The Council of Safety ordered Col. William Moultrie to develop new signals to be used for the lighthouse at Morris Island, at Ft. Sullivan and Ft. Johnson to warn of the approach of British naval vessels.
As part of the defenses of the city, a fleet of twenty ships were sunk in Maffit’s Channel off the Isle of Palms.
Abner Doubleday, who DID NOT invent baseball, died. However, Doubleday DID fire the first shot of the War in defense of the Union at Ft. Sumter, April 12, 1861.
The whole “invented baseball” thing is typical of lazy history. In 1908, fifteen years after his death, Doubleday was declared by the Mills Commission to have invented the game of baseball (a claim never made by Doubleday during his lifetime). While the modern rules of baseball were formulated in New York during the 1840s, it was the scattering of New Yorkers exposed to these rules throughout the country, that spread not only baseball, but also the “New York Rules”, thereby harmonizing the rules, and being a catalyst for its growth. Doubleday was a high-ranking officer, whose duties included seeing to provisions for the US Army fighting throughout the south and border states. For the morale of the men, he is said to have provisioned balls and bats for the men, hence his connection to spreading baseball across the country.
When I mention Doubleday’s connection to Ft. Sumter on tour, someone always says, “He invented baseball.” When I tell them, “No, he didn’t” you’d think I just insulted their mother. If they persist the argument I ask, “Do you also think George Washington never told a lie?”
1911. Hampton Memorial
Louisa Smythe wrote to Mayor Robert Goodwyn Rhett:
The Daughters raised $2000 for the monument, which was ultimately erected in Marion Square.

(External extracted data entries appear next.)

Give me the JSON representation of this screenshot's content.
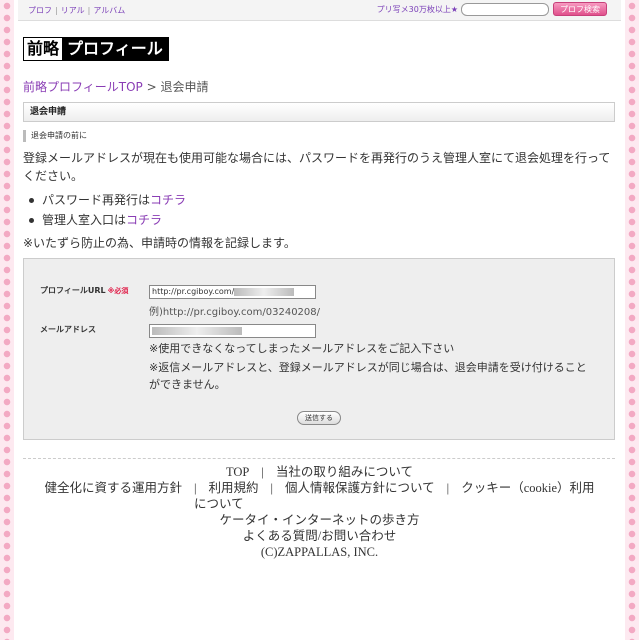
{
  "topbar": {
    "nav": [
      "プロフ",
      "リアル",
      "アルバム"
    ],
    "search_caption": "プリ写メ30万枚以上★",
    "search_placeholder": "",
    "search_button": "プロフ検索"
  },
  "logo": {
    "part1": "前略",
    "part2": "プロフィール"
  },
  "breadcrumb": {
    "home": "前略プロフィールTOP",
    "separator": " > ",
    "current": "退会申請"
  },
  "section_title": "退会申請",
  "sub_title": "退会申請の前に",
  "intro": "登録メールアドレスが現在も使用可能な場合には、パスワードを再発行のうえ管理人室にて退会処理を行ってください。",
  "bullets": [
    {
      "text": "パスワード再発行は",
      "link": "コチラ"
    },
    {
      "text": "管理人室入口は",
      "link": "コチラ"
    }
  ],
  "notice": "※いたずら防止の為、申請時の情報を記録します。",
  "form": {
    "url_label": "プロフィールURL",
    "required": "※必須",
    "url_value": "http://pr.cgiboy.com/",
    "url_example": "例)http://pr.cgiboy.com/03240208/",
    "mail_label": "メールアドレス",
    "mail_value": "",
    "mail_note1": "※使用できなくなってしまったメールアドレスをご記入下さい",
    "mail_note2": "※返信メールアドレスと、登録メールアドレスが同じ場合は、退会申請を受け付けることができません。",
    "submit": "送信する"
  },
  "footer": {
    "top": "TOP",
    "sep": "|",
    "efforts": "当社の取り組みについて",
    "policy": "健全化に資する運用方針",
    "terms": "利用規約",
    "privacy": "個人情報保護方針について",
    "cookie": "クッキー（cookie）利用",
    "cookie2": "について",
    "keitai": "ケータイ・インターネットの歩き方",
    "faq": "よくある質問/お問い合わせ",
    "copyright": "(C)ZAPPALLAS, INC."
  }
}
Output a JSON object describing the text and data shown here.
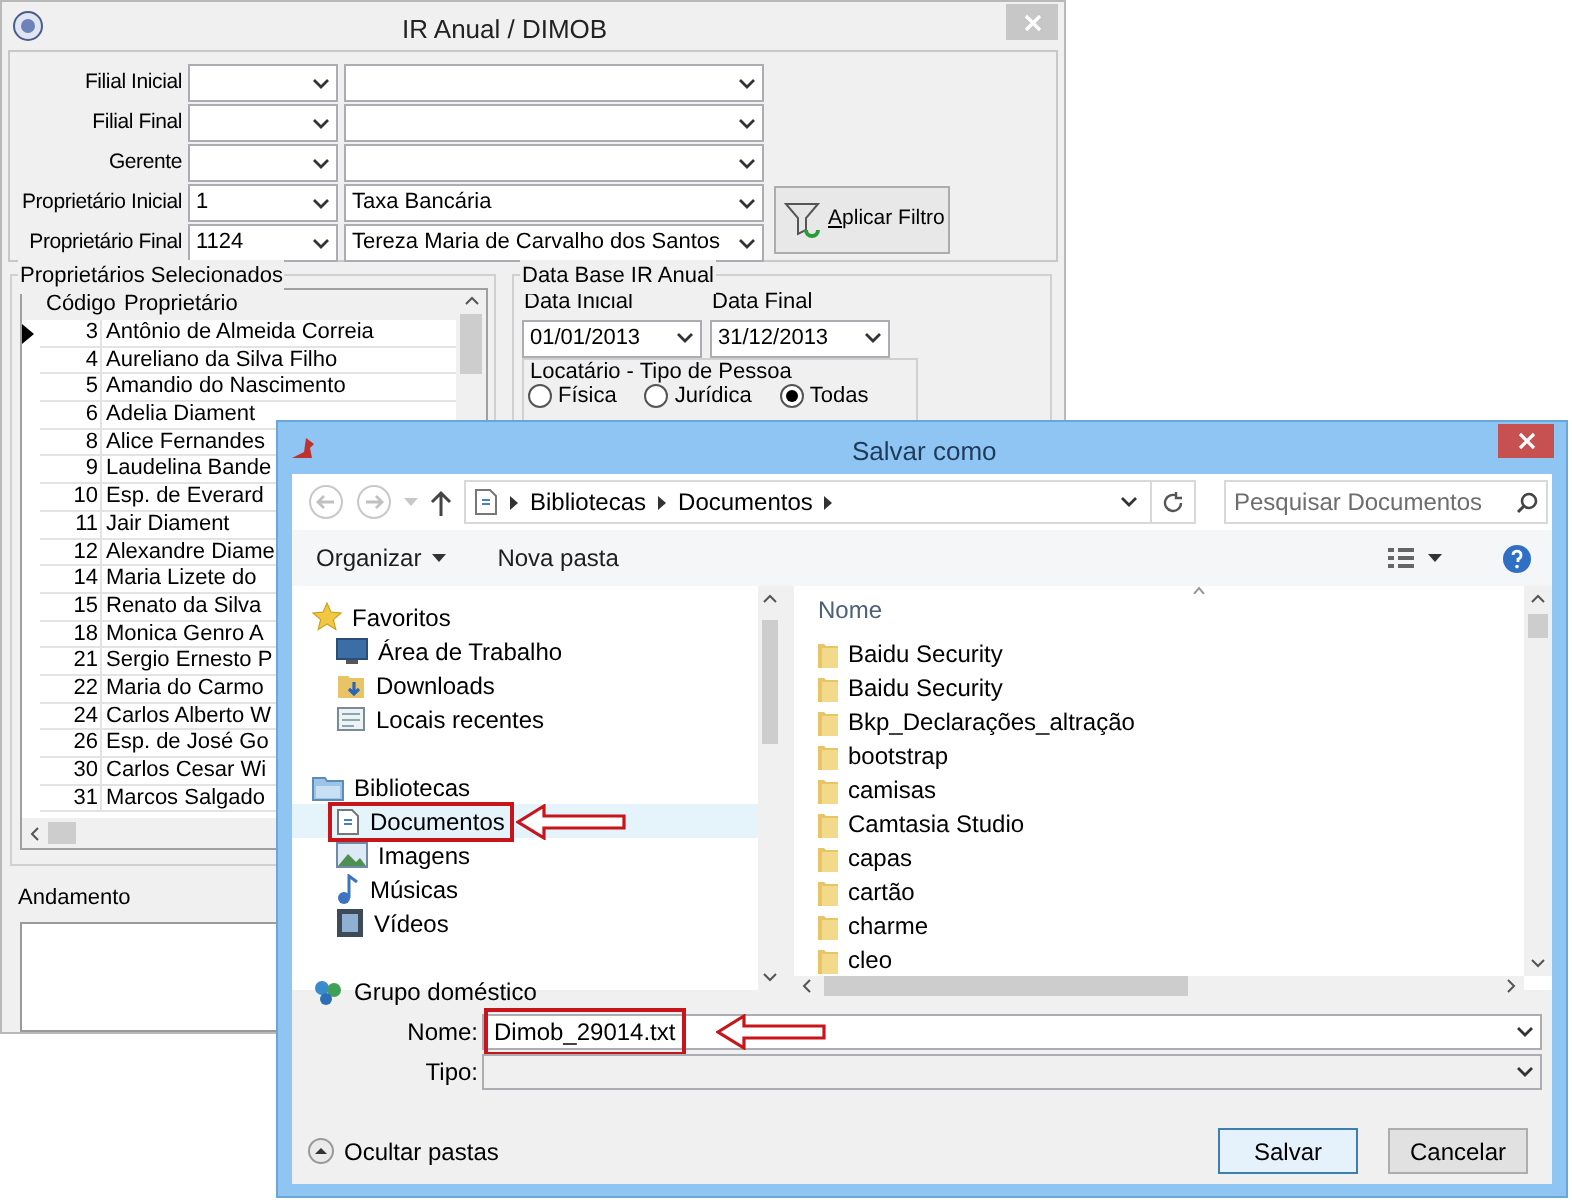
{
  "main_window": {
    "title": "IR Anual / DIMOB",
    "filters": [
      {
        "label": "Filial Inicial"
      },
      {
        "label": "Filial Final"
      },
      {
        "label": "Gerente"
      },
      {
        "label": "Proprietário Inicial",
        "code": "1",
        "name": "Taxa Bancária"
      },
      {
        "label": "Proprietário Final",
        "code": "1124",
        "name": "Tereza Maria de Carvalho dos Santos"
      }
    ],
    "apply_button": "Aplicar Filtro",
    "owners_group": {
      "title": "Proprietários Selecionados",
      "columns": [
        "Código",
        "Proprietário"
      ],
      "rows": [
        {
          "code": "3",
          "name": "Antônio de Almeida Correia",
          "selected": true
        },
        {
          "code": "4",
          "name": "Aureliano da Silva Filho",
          "selected": false
        },
        {
          "code": "5",
          "name": "Amandio do Nascimento",
          "selected": false
        },
        {
          "code": "6",
          "name": "Adelia Diament",
          "selected": false
        },
        {
          "code": "8",
          "name": "Alice Fernandes",
          "selected": false
        },
        {
          "code": "9",
          "name": "Laudelina Bande",
          "selected": false
        },
        {
          "code": "10",
          "name": "Esp. de Everard",
          "selected": false
        },
        {
          "code": "11",
          "name": "Jair Diament",
          "selected": false
        },
        {
          "code": "12",
          "name": "Alexandre Diame",
          "selected": false
        },
        {
          "code": "14",
          "name": "Maria Lizete do",
          "selected": false
        },
        {
          "code": "15",
          "name": "Renato da Silva",
          "selected": false
        },
        {
          "code": "18",
          "name": "Monica Genro A",
          "selected": false
        },
        {
          "code": "21",
          "name": "Sergio Ernesto P",
          "selected": false
        },
        {
          "code": "22",
          "name": "Maria do Carmo",
          "selected": false
        },
        {
          "code": "24",
          "name": "Carlos Alberto W",
          "selected": false
        },
        {
          "code": "26",
          "name": "Esp. de José Go",
          "selected": false
        },
        {
          "code": "30",
          "name": "Carlos Cesar Wi",
          "selected": false
        },
        {
          "code": "31",
          "name": "Marcos Salgado",
          "selected": false
        }
      ]
    },
    "date_group": {
      "title": "Data Base IR Anual",
      "start": {
        "label": "Data Inicial",
        "value": "01/01/2013"
      },
      "end": {
        "label": "Data Final",
        "value": "31/12/2013"
      },
      "person_type": {
        "title": "Locatário - Tipo de Pessoa",
        "options": [
          {
            "label": "Física",
            "selected": false
          },
          {
            "label": "Jurídica",
            "selected": false
          },
          {
            "label": "Todas",
            "selected": true
          }
        ]
      }
    },
    "progress": {
      "label": "Andamento"
    }
  },
  "save_dialog": {
    "title": "Salvar como",
    "path": [
      "Bibliotecas",
      "Documentos"
    ],
    "search_placeholder": "Pesquisar Documentos",
    "toolbar": [
      {
        "label": "Organizar",
        "kind": "menu"
      },
      {
        "label": "Nova pasta",
        "kind": "button"
      }
    ],
    "nav": [
      {
        "label": "Favoritos",
        "kind": "star",
        "selected": false,
        "highlighted": false,
        "children": [
          {
            "label": "Área de Trabalho",
            "kind": "desktop",
            "selected": false,
            "highlighted": false
          },
          {
            "label": "Downloads",
            "kind": "download",
            "selected": false,
            "highlighted": false
          },
          {
            "label": "Locais recentes",
            "kind": "recent",
            "selected": false,
            "highlighted": false
          }
        ]
      },
      {
        "label": "Bibliotecas",
        "kind": "library",
        "selected": false,
        "highlighted": false,
        "children": [
          {
            "label": "Documentos",
            "kind": "document",
            "selected": true,
            "highlighted": true
          },
          {
            "label": "Imagens",
            "kind": "image",
            "selected": false,
            "highlighted": false
          },
          {
            "label": "Músicas",
            "kind": "music",
            "selected": false,
            "highlighted": false
          },
          {
            "label": "Vídeos",
            "kind": "video",
            "selected": false,
            "highlighted": false
          }
        ]
      },
      {
        "label": "Grupo doméstico",
        "kind": "homegroup",
        "selected": false,
        "highlighted": false
      }
    ],
    "files_column": "Nome",
    "files": [
      "Baidu Security",
      "Baidu Security",
      "Bkp_Declarações_altração",
      "bootstrap",
      "camisas",
      "Camtasia Studio",
      "capas",
      "cartão",
      "charme",
      "cleo"
    ],
    "name_field": {
      "label": "Nome:",
      "value": "Dimob_29014.txt",
      "highlighted": true
    },
    "type_field": {
      "label": "Tipo:"
    },
    "hide_folders": "Ocultar pastas",
    "buttons": [
      {
        "label": "Salvar",
        "default": true
      },
      {
        "label": "Cancelar",
        "default": false
      }
    ]
  }
}
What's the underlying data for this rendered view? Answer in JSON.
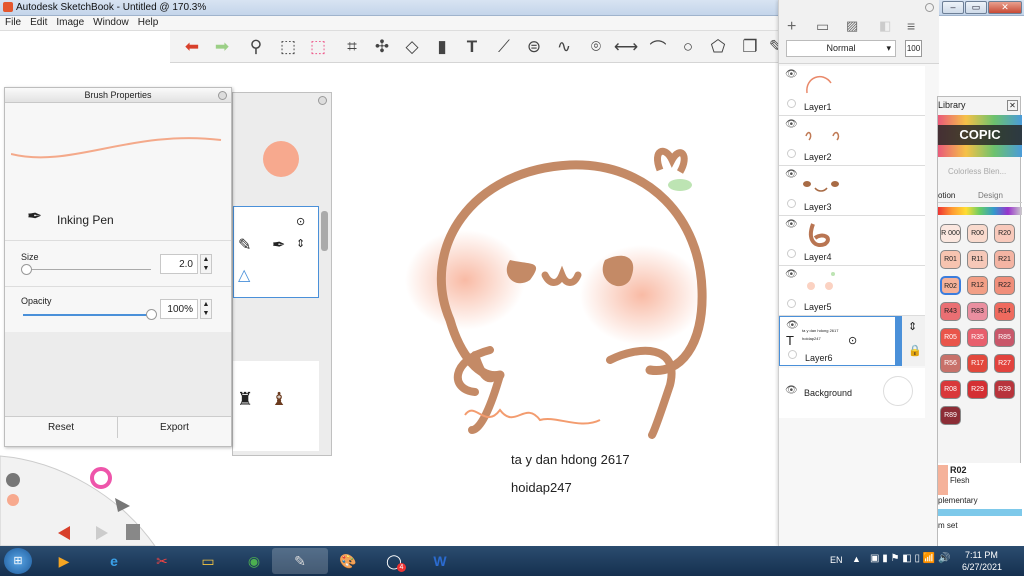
{
  "window": {
    "title": "Autodesk SketchBook - Untitled @ 170.3%",
    "min": "–",
    "max": "▭",
    "close": "✕"
  },
  "menu": [
    "File",
    "Edit",
    "Image",
    "Window",
    "Help"
  ],
  "toolbar": [
    "undo",
    "redo",
    "zoom",
    "select",
    "select-dashed",
    "crop",
    "lasso",
    "transform",
    "cylinder",
    "text",
    "ruler",
    "ellipse-guide",
    "curve",
    "perspective",
    "symmetry",
    "stroke",
    "circle",
    "shapes",
    "copy",
    "brush"
  ],
  "brush": {
    "title": "Brush Properties",
    "name": "Inking Pen",
    "size_label": "Size",
    "size_value": "2.0",
    "opacity_label": "Opacity",
    "opacity_value": "100%",
    "reset": "Reset",
    "export": "Export",
    "stroke_color": "#f4a98a",
    "dot_color": "#f7a98e",
    "size_level": 0.02,
    "opacity_level": 1.0
  },
  "canvas": {
    "line1": "ta y dan hdong 2617",
    "line2": "hoidap247",
    "outline_color": "#c48a66"
  },
  "layers": {
    "blend": "Normal",
    "opacity": "100",
    "items": [
      {
        "name": "Layer1"
      },
      {
        "name": "Layer2"
      },
      {
        "name": "Layer3"
      },
      {
        "name": "Layer4"
      },
      {
        "name": "Layer5"
      },
      {
        "name": "Layer6",
        "thumb_text": "ta y dan hdong 2617",
        "thumb_text2": "hoidap247"
      }
    ],
    "background": "Background"
  },
  "copic": {
    "title": "Library",
    "logo": "COPIC",
    "colorless": "Colorless Blen...",
    "tab1": "otion",
    "tab2": "Design",
    "swatches": [
      {
        "code": "R 000",
        "color": "#fbe7df"
      },
      {
        "code": "R00",
        "color": "#f9dacd"
      },
      {
        "code": "R20",
        "color": "#f8c9bb"
      },
      {
        "code": "R01",
        "color": "#f7c4b0"
      },
      {
        "code": "R11",
        "color": "#f6c8b8"
      },
      {
        "code": "R21",
        "color": "#f4b4a3"
      },
      {
        "code": "R02",
        "color": "#f5b29a"
      },
      {
        "code": "R12",
        "color": "#f29f86"
      },
      {
        "code": "R22",
        "color": "#f08e7a"
      },
      {
        "code": "R43",
        "color": "#ea6f73"
      },
      {
        "code": "R83",
        "color": "#ea8fa0"
      },
      {
        "code": "R14",
        "color": "#ef6a5e"
      },
      {
        "code": "R05",
        "color": "#e9554a"
      },
      {
        "code": "R35",
        "color": "#e85f6d"
      },
      {
        "code": "R85",
        "color": "#c9576a"
      },
      {
        "code": "R56",
        "color": "#c8716a"
      },
      {
        "code": "R17",
        "color": "#e2483c"
      },
      {
        "code": "R27",
        "color": "#e2433e"
      },
      {
        "code": "R08",
        "color": "#d9383a"
      },
      {
        "code": "R29",
        "color": "#d42f33"
      },
      {
        "code": "R39",
        "color": "#b8343c"
      },
      {
        "code": "R89",
        "color": "#8c2d36"
      }
    ],
    "selected_code": "R02",
    "selected_name": "Flesh",
    "complementary": "plementary",
    "set": "m set"
  },
  "taskbar": {
    "lang": "EN",
    "time": "7:11 PM",
    "date": "6/27/2021",
    "zalo_badge": "4"
  }
}
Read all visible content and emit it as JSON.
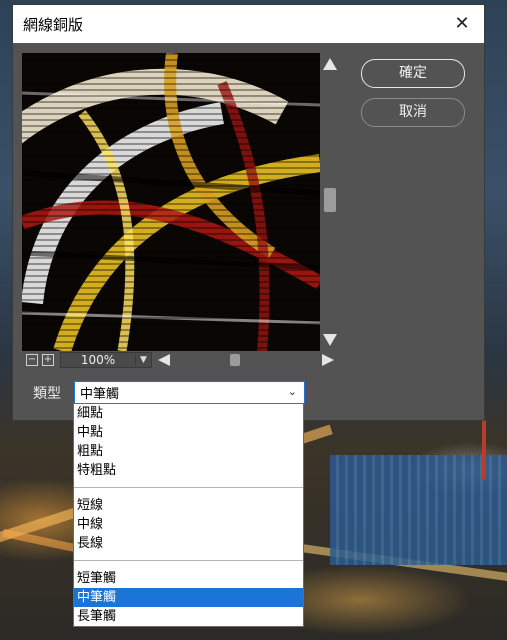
{
  "dialog": {
    "title": "網線銅版",
    "close_icon": "close-icon"
  },
  "buttons": {
    "ok": "確定",
    "cancel": "取消"
  },
  "zoom": {
    "value": "100%"
  },
  "type_control": {
    "label": "類型",
    "selected": "中筆觸"
  },
  "dropdown": {
    "groups": [
      [
        "細點",
        "中點",
        "粗點",
        "特粗點"
      ],
      [
        "短線",
        "中線",
        "長線"
      ],
      [
        "短筆觸",
        "中筆觸",
        "長筆觸"
      ]
    ],
    "highlighted": "中筆觸"
  },
  "colors": {
    "dialog_bg": "#535353",
    "titlebar_bg": "#ffffff",
    "selection_blue": "#1b74d8",
    "focus_border": "#1e74d6"
  }
}
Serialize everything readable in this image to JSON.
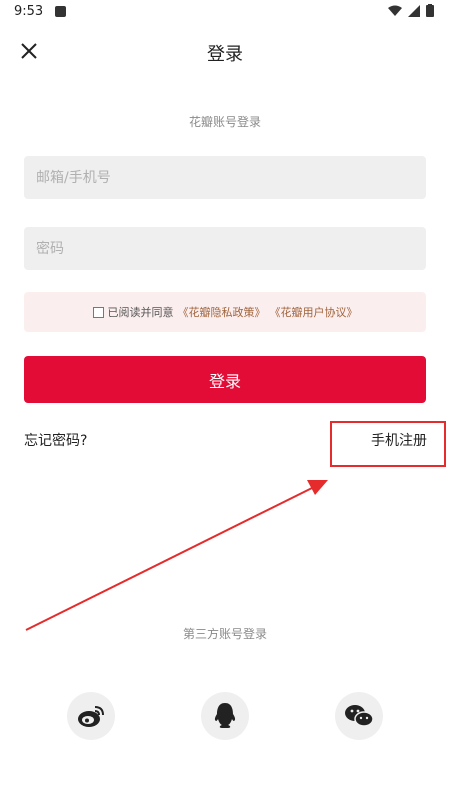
{
  "status_bar": {
    "time": "9:53"
  },
  "header": {
    "title": "登录"
  },
  "form": {
    "subtitle": "花瓣账号登录",
    "email_placeholder": "邮箱/手机号",
    "password_placeholder": "密码",
    "agreement": {
      "prefix": "已阅读并同意",
      "privacy_link": "《花瓣隐私政策》",
      "terms_link": "《花瓣用户协议》"
    },
    "login_label": "登录",
    "forgot_label": "忘记密码?",
    "register_label": "手机注册"
  },
  "third_party": {
    "label": "第三方账号登录",
    "icons": [
      "weibo-icon",
      "qq-icon",
      "wechat-icon"
    ]
  },
  "colors": {
    "accent": "#e30c37",
    "annotation": "#e52b2b",
    "agreement_bg": "#fbeeee",
    "field_bg": "#efefef"
  }
}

Hampton, of course, is Wade Hampton III. Born in Charleston, into one of the most prominent families in South Carolina, Hampton became one of the wealthiest men in the South. When South Carolina seceded, Hampton formed his own calvary unit and served across the South throughout the War. After the War, near the end of the Reconstruction, he was elected 77th Governor of South Carolina, serving 1876-1879, and later was elected as a U.S. Senator.
His election as governor was marked by extensive violence by the Red Shirts, a paramilitary group that served the Democratic Party to work to disrupt elections and suppress black voting in the state. They contributed to the Democrats regaining control of the state government.